Here's an activity that will involve all the students in your class and will also serve as a learning tool to enhance your understanding of mean, median and mode. Prior to the beginning of class, fill a pail with single, plastic interlocking blocks similar to those shown below. You and your classmates will each use only 1 hand to gather a handful of blocks from the pail.
Before you and your classmates begin to pick your handfuls of blocks, have a brain-storming discussion to reveal your knowledge of the measures of central tendency. Record the various responses and refer to these as the lessons progress.
You and your classmates can now each proceed to the pail to collect a handful of blocks. Once you have had some time to compare your handful with those of your classmates, record each of your numbers of blocks on post-it notes. The post-it notes for you and your classmates can now be placed in order on a large sheet of grid paper. The grid paper allows for repeated numbers to be posted in the same column.
What do you think you would be finding if you were to determine the mean number of blocks that had been picked from the pail? Now share your blocks with your classmates, and have your classmates do the same. so that you each have a similar number of blocks. From this sharing process, it is very likely that 2 groups of students will be created. One group will have stacks of one number of blocks, and another group will have stacks of another number of blocks. You and your classmates may come to realize that further sharing will not create stacks of the same size for each of you. Is it clearer to you now what we are talking about when we use the term mean?
Place your stacks of blocks in a safe place, for they will be used again in the discovery of the mode and the median. The numbers that were placed on the grid paper can also be used for mathematical calculations of the mean, median, and mode of your data.

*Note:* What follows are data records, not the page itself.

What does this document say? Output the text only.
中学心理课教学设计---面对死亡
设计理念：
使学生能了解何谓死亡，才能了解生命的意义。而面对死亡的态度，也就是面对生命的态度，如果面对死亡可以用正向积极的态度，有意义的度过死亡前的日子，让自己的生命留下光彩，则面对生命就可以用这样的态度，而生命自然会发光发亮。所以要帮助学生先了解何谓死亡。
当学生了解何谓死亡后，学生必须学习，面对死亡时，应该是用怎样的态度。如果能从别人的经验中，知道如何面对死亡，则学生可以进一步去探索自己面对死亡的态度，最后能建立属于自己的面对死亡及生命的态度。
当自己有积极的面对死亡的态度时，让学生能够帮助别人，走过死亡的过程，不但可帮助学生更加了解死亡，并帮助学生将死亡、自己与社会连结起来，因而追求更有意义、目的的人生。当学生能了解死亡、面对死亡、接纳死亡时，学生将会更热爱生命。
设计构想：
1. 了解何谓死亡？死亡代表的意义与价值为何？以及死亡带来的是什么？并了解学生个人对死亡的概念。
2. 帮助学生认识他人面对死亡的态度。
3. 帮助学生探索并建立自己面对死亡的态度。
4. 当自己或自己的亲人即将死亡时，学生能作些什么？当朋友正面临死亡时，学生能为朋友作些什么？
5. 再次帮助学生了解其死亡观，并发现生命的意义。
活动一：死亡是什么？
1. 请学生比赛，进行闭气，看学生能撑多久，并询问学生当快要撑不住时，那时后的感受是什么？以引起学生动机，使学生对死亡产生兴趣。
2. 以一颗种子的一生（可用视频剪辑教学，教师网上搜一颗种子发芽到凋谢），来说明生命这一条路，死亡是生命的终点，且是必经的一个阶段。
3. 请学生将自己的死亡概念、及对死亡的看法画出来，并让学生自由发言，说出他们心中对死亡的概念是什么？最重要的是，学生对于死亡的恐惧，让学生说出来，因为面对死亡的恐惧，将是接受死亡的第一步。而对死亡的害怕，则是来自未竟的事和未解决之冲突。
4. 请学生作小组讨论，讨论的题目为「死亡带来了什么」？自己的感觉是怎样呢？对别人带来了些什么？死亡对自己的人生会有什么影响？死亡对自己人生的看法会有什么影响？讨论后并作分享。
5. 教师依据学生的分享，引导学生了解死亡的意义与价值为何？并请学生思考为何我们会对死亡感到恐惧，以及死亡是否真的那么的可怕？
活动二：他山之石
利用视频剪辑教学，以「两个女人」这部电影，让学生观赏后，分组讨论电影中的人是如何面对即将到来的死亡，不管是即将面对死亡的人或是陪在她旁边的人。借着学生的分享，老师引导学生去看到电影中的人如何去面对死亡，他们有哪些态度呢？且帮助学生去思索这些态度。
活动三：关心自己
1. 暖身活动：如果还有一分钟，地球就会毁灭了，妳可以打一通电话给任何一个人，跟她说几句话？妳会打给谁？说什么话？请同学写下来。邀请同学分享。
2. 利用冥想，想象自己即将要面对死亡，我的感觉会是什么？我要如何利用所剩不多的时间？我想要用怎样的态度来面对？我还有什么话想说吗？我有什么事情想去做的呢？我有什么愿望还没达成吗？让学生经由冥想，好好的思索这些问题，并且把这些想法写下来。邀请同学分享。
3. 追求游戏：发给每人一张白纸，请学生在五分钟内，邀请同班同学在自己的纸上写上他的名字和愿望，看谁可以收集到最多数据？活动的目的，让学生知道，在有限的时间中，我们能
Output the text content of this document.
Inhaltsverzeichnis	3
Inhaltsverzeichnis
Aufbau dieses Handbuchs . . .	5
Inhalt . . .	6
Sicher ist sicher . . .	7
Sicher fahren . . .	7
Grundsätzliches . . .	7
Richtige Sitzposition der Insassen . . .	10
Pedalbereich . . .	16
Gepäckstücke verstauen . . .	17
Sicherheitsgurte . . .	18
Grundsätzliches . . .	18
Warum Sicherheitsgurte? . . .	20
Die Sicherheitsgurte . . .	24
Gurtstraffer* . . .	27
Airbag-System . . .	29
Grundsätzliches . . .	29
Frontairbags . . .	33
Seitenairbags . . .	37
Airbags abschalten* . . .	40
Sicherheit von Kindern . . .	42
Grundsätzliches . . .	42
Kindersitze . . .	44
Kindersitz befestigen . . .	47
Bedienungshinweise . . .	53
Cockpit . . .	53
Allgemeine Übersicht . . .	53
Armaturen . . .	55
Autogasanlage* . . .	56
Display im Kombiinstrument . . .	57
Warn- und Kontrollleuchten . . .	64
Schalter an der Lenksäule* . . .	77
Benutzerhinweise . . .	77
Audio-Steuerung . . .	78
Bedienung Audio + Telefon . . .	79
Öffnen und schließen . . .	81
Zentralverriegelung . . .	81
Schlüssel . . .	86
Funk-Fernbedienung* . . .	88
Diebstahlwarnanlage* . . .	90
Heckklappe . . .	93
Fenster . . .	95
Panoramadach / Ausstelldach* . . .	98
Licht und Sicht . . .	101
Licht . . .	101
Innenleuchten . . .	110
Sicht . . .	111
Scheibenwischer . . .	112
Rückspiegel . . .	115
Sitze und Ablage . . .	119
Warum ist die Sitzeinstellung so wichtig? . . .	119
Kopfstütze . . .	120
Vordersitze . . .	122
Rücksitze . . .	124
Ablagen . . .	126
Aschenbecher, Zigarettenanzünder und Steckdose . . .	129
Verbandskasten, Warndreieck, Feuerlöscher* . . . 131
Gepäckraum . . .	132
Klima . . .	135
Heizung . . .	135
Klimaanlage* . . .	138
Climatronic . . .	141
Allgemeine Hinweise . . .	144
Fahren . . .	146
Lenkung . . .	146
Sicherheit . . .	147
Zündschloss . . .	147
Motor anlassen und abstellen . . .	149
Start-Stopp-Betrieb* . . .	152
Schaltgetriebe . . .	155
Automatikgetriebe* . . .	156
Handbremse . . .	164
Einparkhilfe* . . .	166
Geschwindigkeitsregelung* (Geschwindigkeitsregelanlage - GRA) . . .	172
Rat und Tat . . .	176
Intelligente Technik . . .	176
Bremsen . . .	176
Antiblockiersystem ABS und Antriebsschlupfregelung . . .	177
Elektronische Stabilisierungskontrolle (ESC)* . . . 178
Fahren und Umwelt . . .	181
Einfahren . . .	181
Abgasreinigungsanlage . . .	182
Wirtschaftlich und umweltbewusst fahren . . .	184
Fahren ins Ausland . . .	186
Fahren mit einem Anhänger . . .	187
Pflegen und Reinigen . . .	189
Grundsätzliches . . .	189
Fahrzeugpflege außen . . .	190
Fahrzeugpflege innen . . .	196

This chapter covers three different measures of central tendencies, meaning where the center of a distribution is. The three measures covered - the mean, the median, and the mode - may each define a different point as the center. The mean is determined by dividing the sum of all values in a data set by the number of values. Three lessons cover calculating from raw values, frequency distribution tables (grouped), and frequency distribution tables (ungrouped). The median is the value of the middle term in a set of organized data (i.e. the raw values sorted into ordered list). The mode of a data set is the value or values that occur with the greatest frequency in the data set.